In ancient Greece a messenger named Pheidippides ran from the city of Marathon to Athens to tell of the military victory the Greeks held over the invading Persians.
Though the military no longer uses running as a method of message delivery, running is still used as a way to maintain overall readiness, personal fitness and esprit de corps among Soldiers.
“What I like about running is (that) you get what you put in,” said Staff Sgt. Claudia McNally, a psychological operations specialist assigned to Company A, 6th Psychological Operations Battalion, 4th Psychological Operations Group, here.
McNally and a team of other Soldiers will be representing Fort Bragg at the Army’s annual Army Ten-Miler in Washington D.C. Sunday.
McNally was born in Germany and moved to the U.S. at the age of 19 years old when she was recruited to run cross-country at Coastal Carolina University.
“I graduated with a Bachelor of Science in Business Administration but eventually decided to enlist,” McNally said.
Once in the Army, McNally joined the Fort Bragg Ten-Miler team in 2013.
“I found out about the team while I was still in SWCS (the U.S. Army John F. Kennedy Special Warfare Center and School), the selection program for Psychological Operations,” McNally said. “A friend of mine told me that I was a good runner and should tryout.”
Over the years she has alternated between running on the team and coaching it. This year is special for McNally, as this will be her last race representing Fort Bragg because she was accepted into the Army’s Officer Candidate School.
McNally has been working with U.S. Army Maj. Kelly Calway to prepare for the upcoming race. Calway not only coaches McNally, but also the All Army Women’s Marathon and Cross-Country team as well as runs for the All Army Ten-Miler team.
“We focus on building her (McNally’s) endurance early in the season,” Calway said. “So when it’s super hot down there at Fort Bragg she is getting in the miles.”
Calway designed workouts for McNally that will help her increase her efficiency and strength over time. This allows her to hit her peak during the race.
“Once she has a good base in endurance, I add in the anaerobic speed work,” Calway said.
McNally has proved herself to be a serious athlete who takes competition and her training very seriously, Calway said. It being her last run for Fort Bragg and the beginning of a new chapter in her military career only adds to her drive for success.

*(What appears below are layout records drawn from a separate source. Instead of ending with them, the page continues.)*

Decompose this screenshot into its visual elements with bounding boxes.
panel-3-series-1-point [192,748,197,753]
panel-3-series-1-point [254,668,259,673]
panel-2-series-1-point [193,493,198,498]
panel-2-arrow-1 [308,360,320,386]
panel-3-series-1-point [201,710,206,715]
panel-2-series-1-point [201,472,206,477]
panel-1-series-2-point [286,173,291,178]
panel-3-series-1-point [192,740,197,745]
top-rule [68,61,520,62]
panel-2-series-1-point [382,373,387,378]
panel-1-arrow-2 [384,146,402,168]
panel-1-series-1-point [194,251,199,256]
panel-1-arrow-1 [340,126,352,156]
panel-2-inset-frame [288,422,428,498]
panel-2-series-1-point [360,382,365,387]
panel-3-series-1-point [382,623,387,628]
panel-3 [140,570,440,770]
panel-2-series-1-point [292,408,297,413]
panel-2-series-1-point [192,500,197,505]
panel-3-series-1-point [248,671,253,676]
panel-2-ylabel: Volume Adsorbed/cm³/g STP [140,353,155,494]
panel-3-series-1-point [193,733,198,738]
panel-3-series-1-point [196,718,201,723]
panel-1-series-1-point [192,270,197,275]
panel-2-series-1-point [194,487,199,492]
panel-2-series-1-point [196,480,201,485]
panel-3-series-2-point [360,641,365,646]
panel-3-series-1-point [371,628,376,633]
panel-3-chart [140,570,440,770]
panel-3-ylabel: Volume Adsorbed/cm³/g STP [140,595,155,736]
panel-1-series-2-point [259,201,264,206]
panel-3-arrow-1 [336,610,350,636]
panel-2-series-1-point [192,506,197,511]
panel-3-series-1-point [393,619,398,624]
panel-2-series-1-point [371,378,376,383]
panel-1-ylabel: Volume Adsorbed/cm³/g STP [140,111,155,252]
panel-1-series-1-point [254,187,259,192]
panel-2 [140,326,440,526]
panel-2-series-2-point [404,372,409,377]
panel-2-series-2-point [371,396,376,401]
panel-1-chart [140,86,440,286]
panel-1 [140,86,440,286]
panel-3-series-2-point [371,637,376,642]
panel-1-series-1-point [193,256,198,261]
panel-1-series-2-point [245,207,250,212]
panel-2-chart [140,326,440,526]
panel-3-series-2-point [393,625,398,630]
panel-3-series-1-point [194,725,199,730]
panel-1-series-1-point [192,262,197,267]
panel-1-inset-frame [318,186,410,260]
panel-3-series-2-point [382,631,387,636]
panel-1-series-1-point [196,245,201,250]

“She is one of the best people I have ever coached,” Calway said. “I’ve previously coached at West Point (United States Military Academy), the marathon team there, and I’ve coached a number of people and she is so dedicated.”
Though not running to deliver a message, McNally will be running the Army Ten-Miler Race with a sense of honor, because, like Pheidippides, she will be representing something bigger than herself.
“In the end everything happens for a reason,” McNally said. “I am looking forward to competing one last time for Fort Bragg and I am so honored to represent them.”